Monday, January 09, 2006

Corpse Bride

I was really looking forward to Tim Burton’s newest film. His similar project Nightmare before Christmas had really enchanted me. The Corpse Bride has all the elements to be a perfect little diamond and still something is lacking. Over expectation sometimes can ruin even the best film I suppose. Sometimes I wish I had never seen the trailer of a film. All the surprising aesthetic of the stop-animation technique was in the trailer to be consumed over and over. My eyes and brain got accustomed to it and when I finally got to see the film … was everything that I expected but nothing more.
Let’s try though to see the film in a more subjective way. The story of a young man who is preparing for a wedding with a lady he loves and by unfortunate circumstances ends up married to dead cursed bride was the perfect match for the stop-animation technique. Gothic, imaginative and romantic enough to create a kind of film that Burton does best. The upper world is presented without much color in grayscale. The world of the dead though is full of color and style. This inversion where the dead are more free, vivid and colorful than the living is indeed a clever thought. Clever idea is also the worm that inhabits bride’s skull and speaks as the voice of her conscience. All these dead-characters remain more positive and sympathetic than the living ones through out the film. There are also enough references to other films. The hand coming out of the grave reminding us of Carrie and the skeleton in the musical number of the dead could easily be the introductory character from Cabaret.
Analyzing the film one has to admit that the directing is more than efficient, the acting is great, the music is good, the script is imaginative and the aesthetic is interesting.
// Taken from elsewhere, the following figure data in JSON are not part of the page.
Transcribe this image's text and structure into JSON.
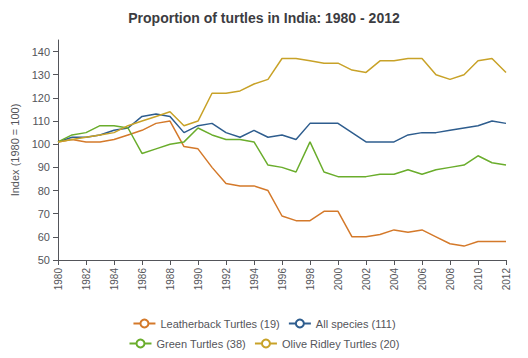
{
  "chart_data": {
    "type": "line",
    "title": "Proportion of turtles in India: 1980 - 2012",
    "ylabel": "Index (1980 = 100)",
    "x": [
      1980,
      1981,
      1982,
      1983,
      1984,
      1985,
      1986,
      1987,
      1988,
      1989,
      1990,
      1991,
      1992,
      1993,
      1994,
      1995,
      1996,
      1997,
      1998,
      1999,
      2000,
      2001,
      2002,
      2003,
      2004,
      2005,
      2006,
      2007,
      2008,
      2009,
      2010,
      2011,
      2012
    ],
    "series": [
      {
        "name": "Leatherback Turtles (19)",
        "color": "#D4792A",
        "values": [
          101,
          102,
          101,
          101,
          102,
          104,
          106,
          109,
          110,
          99,
          98,
          90,
          83,
          82,
          82,
          80,
          69,
          67,
          67,
          71,
          71,
          60,
          60,
          61,
          63,
          62,
          63,
          60,
          57,
          56,
          58,
          58,
          58
        ]
      },
      {
        "name": "All species (111)",
        "color": "#2E5D8E",
        "values": [
          101,
          103,
          103,
          104,
          106,
          107,
          112,
          113,
          112,
          105,
          108,
          109,
          105,
          103,
          106,
          103,
          104,
          102,
          109,
          109,
          109,
          105,
          101,
          101,
          101,
          104,
          105,
          105,
          106,
          107,
          108,
          110,
          109
        ]
      },
      {
        "name": "Green Turtles (38)",
        "color": "#6AAD2C",
        "values": [
          101,
          104,
          105,
          108,
          108,
          107,
          96,
          98,
          100,
          101,
          107,
          104,
          102,
          102,
          101,
          91,
          90,
          88,
          101,
          88,
          86,
          86,
          86,
          87,
          87,
          89,
          87,
          89,
          90,
          91,
          95,
          92,
          91
        ]
      },
      {
        "name": "Olive Ridley Turtles (20)",
        "color": "#C8A228",
        "values": [
          101,
          102,
          103,
          104,
          105,
          108,
          110,
          112,
          114,
          108,
          110,
          122,
          122,
          123,
          126,
          128,
          137,
          137,
          136,
          135,
          135,
          132,
          131,
          136,
          136,
          137,
          137,
          130,
          128,
          130,
          136,
          137,
          131
        ]
      }
    ],
    "xlim": [
      1980,
      2012
    ],
    "xticks": [
      1980,
      1982,
      1984,
      1986,
      1988,
      1990,
      1992,
      1994,
      1996,
      1998,
      2000,
      2002,
      2004,
      2006,
      2008,
      2010,
      2012
    ],
    "ylim": [
      50,
      145
    ],
    "yticks": [
      50,
      60,
      70,
      80,
      90,
      100,
      110,
      120,
      130,
      140
    ],
    "grid": false,
    "legend": "bottom"
  }
}
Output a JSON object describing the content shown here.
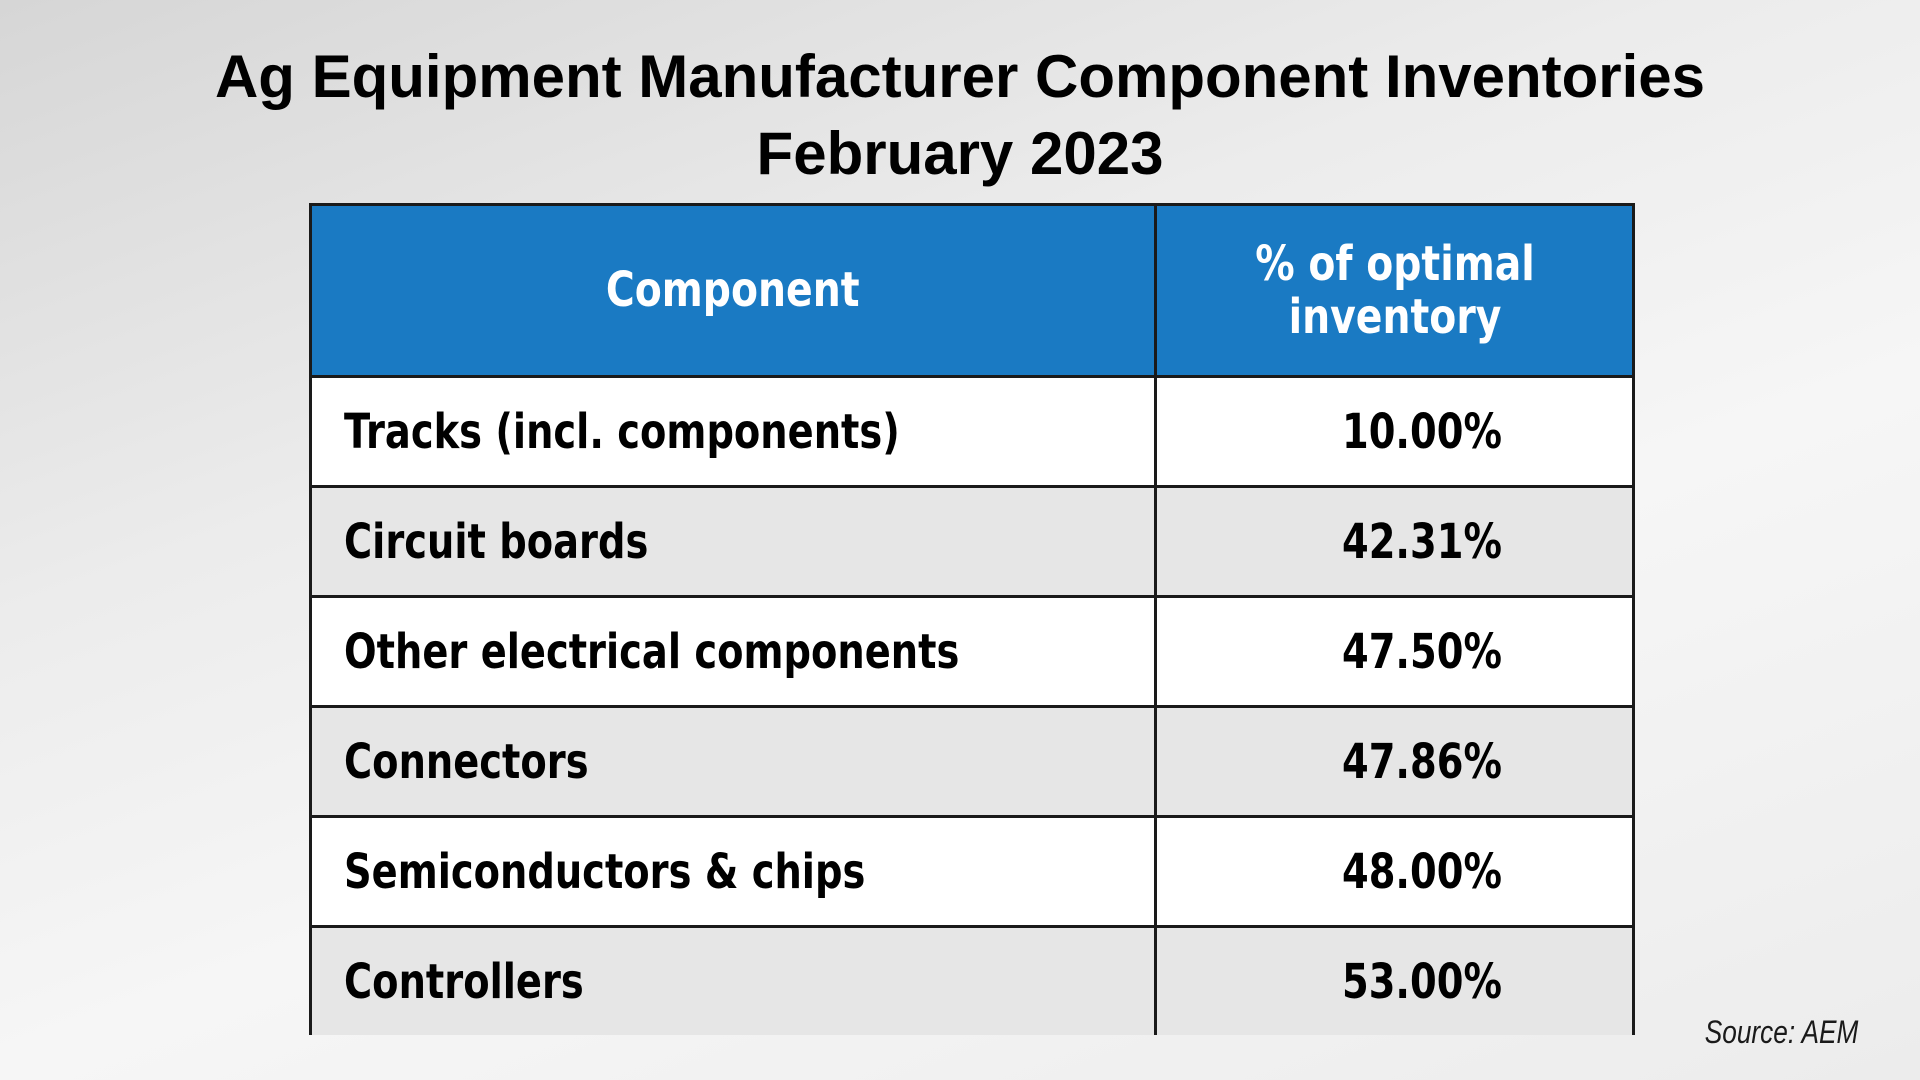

However in the end the image that stays with us is the particularity of the technique which characterizes and marks the whole film. Corpse Bride beside being a well made experiment, is a still typical cartoon. The skeleton story would never be chosen by the all too clean-cut, cute and happy Disney. On the other hand the script is handled too much like a Disney cartoon. The images remain mild, there are musical numbers and all the characters sing and dance. Little cute pets have been transformed into a skeleton-dog, a worm and a spider but are still there. It seems that both audience and spectators are expecting very specific things form a cartoon. I can appreciate that Burton parodies these expectations in a way in his film but I wish that instead of parody he would drift further away from the usual form of the cartoons.

Do check the flash version of the Corpse Bride site! It is delicious!!